Even if Delaware is the exception, the party has reason to worry. The risk is that centrist and independent voters may be so alarmed by the Tea Party’s influence that they will think twice about voting Republican in November. The main threat to the Democrats this year is disappointed swing voters – centrists who voted for Mr Obama and feel let down. The Republican party was already too conservative to win their votes every time. If the Tea Party pushes Republicans even farther from the middle, swing voters may prefer not to vote at all.

Between now and the election, much will depend on the role Ms Palin and her disciples play on the national stage, either by choice or by media request. Centrists will want to know: is this the new Republican party? For the moment, polls show that independents continue to back Republican candidates: the Tea Party’s victories are seen as merely local upsets. But this could change.

After the election, it most likely will, and the Republican party will then face its real test. In a midterm election, the party in opposition does not need a policy programme – especially if the administration is unpopular, as this one is. Next year, Mr Obama and his team will still be in the White House. For now, a disenchanted electorate need worry only about slowing him down. Voting Republican will do that.

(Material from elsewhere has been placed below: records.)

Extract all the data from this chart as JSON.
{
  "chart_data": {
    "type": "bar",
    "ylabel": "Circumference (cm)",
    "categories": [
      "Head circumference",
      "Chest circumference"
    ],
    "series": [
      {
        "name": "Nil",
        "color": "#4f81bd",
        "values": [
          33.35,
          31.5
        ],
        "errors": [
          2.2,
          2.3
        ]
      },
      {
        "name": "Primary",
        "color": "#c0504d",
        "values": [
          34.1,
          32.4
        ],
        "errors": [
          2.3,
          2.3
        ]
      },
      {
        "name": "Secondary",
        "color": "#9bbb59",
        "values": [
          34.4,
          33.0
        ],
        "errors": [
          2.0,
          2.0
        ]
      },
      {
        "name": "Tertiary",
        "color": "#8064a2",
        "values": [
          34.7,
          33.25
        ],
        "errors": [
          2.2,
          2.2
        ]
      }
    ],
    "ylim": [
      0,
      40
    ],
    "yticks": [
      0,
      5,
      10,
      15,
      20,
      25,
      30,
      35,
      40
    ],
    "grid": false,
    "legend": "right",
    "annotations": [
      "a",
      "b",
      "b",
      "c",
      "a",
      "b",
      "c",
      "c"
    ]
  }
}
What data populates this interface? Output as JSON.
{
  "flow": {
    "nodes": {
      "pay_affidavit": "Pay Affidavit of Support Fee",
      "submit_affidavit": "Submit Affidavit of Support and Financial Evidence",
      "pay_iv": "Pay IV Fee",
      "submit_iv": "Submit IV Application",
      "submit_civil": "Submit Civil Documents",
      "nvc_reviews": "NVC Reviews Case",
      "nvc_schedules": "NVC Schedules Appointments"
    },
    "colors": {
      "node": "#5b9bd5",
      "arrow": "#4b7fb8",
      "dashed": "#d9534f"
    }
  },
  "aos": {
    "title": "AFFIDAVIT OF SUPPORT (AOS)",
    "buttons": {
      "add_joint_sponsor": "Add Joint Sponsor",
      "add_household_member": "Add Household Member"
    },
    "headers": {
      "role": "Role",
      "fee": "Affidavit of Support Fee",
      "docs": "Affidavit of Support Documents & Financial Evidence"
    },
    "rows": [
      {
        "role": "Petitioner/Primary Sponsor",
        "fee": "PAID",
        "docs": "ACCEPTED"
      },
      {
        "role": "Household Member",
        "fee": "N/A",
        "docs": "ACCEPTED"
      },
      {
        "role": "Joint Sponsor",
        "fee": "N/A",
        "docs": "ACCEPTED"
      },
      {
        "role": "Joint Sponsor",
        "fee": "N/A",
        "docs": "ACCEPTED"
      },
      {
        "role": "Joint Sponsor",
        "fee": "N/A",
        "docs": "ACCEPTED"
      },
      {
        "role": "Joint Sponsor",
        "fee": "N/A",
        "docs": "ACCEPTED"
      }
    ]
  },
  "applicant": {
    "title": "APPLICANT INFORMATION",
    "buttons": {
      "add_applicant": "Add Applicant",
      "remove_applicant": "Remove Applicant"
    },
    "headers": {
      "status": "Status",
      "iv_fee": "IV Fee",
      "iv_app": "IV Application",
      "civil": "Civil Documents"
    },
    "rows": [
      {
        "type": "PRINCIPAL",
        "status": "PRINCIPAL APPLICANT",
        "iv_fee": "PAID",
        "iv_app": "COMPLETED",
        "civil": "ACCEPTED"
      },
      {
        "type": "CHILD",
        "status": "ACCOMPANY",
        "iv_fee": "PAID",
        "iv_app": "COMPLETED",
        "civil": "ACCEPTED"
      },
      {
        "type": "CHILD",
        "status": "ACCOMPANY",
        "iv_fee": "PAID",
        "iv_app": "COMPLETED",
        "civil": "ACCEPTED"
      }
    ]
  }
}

In 2012, the Republicans must tell the electorate what a Republican government would actually do. At the moment, “there is no ‘there’ there”. The party has a set of conflicting prejudices rather than a policy programme. It wants to cut the deficit, cut taxes and maintain spending on defence, Medicare and Social Security. This is bald-faced nonsense. For November, it does not matter. For 2012, the party will have to come up with some policies.

And the question is, what role will the Tea Party play in that process? The insurgents’ ideas on policy seem no better formed than that of the mainstream party. They have slogans – “Don’t step on me”, “Win back the country” and so forth – and they are angry, and that is about it. Moreover, the Tea Party is organisationally incapable of forming a programme, something that requires negotiation, compromise and people in charge. The Tea Party repudiates all three.

If the centre feels demoralised and unrepresented – and it has every reason to – it had better prepare for worse. Democrats in Congress have embarked on an ambitious and transformative programme, one that Mr Obama is willing to facilitate. Republicans, already well to the right of where they were even a decade ago, must now come to terms with a populist insurgency intent on pulling them even farther from the centre.

It is a formula for wrenching reversals in policy, as one side or the other gains control, punctuated by periods of stasis under bitterly divided government. Meanwhile, in this increasingly dysfunctional democracy, who actually represents the larger part of the electorate?